Marco da Silva Ferreira signe C A R C A S S

C A R C A S S © José Caldeira

Dans sa toute dernière création, C A R C A S S, Marco da Silva Ferreira signe une pièce politique réhabilitant l’héritage du folklore, mâtiné de danses urbaines.

Quelles traces l’histoire collective imprime-t-elle dans les corps ? Comment renouveler la mémoire sans oublier les sombres soubresauts du passé ? Le Portugais Marco da Silva Ferreira s’empare de ces questions dans une recherche tissant des liens entre communauté et identité. C A R C A S S réunit dix danseurs métissés et deux instrumentistes qui, sur fond de batterie et de musique électronique, épluchent à leur manière les danses folkloriques standardisées, marquées par l’autoritarisme de la dictature et son immuable paternalisme. Ils les relient aux mouvements culturels ayant émergé dans les groupes minoritaires (LGBTQIA+) ou dans les anciennes colonies. Emportés par un jeu de jambes sautillant, empruntant autant à la tradition qu’aux danses urbaines, naît un flot continu de mouvements dans lesquels se percutent house dance, jumpstyle, grands battements classiques, mouvements robotiques ou encore ronde populaire. Le duckwalk (marche les jambes légèrement brisées) et les dips (chute dorsale au sol, une jambe repliée, l’autre tendue en l’air) rappellent les balls du voguing, là où la frénésie rythmée du kuduro angolais se mêle à l’ambiance fiévreuse et débridée des clubs.

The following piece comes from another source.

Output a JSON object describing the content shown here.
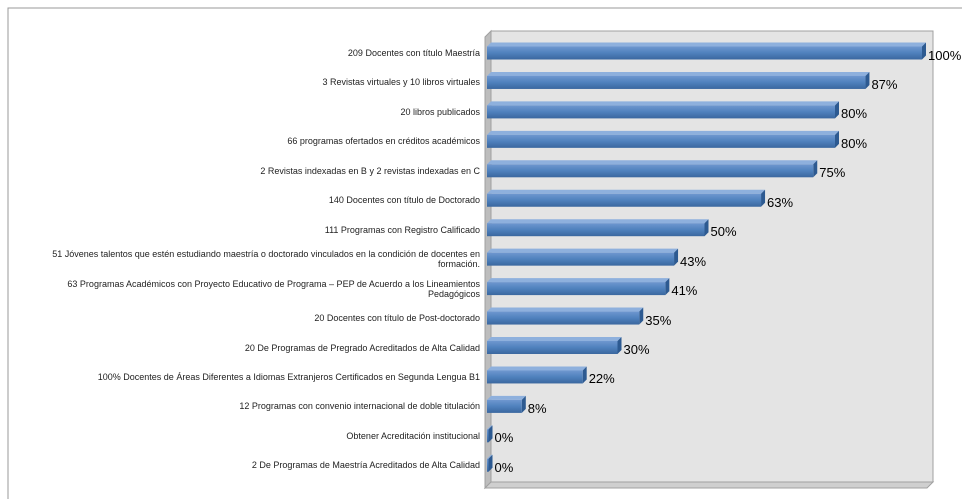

Comme un fil rouge, les pas croisés, bondissant d’un pied sur l’autre, offrent une liberté en apparence totale au haut du corps des interprètes pour cheminer de concert. Ce qui pourrait ressembler à un simple melting-pot prend, par sa mise à l’épreuve de la durée et de l’épuisement qu’elle entraîne, la forme d’une quête de transcendance collective, de sens kinesthésique, de confiance en ce qui se joue par les sensations et les connexions entre gestes familiers.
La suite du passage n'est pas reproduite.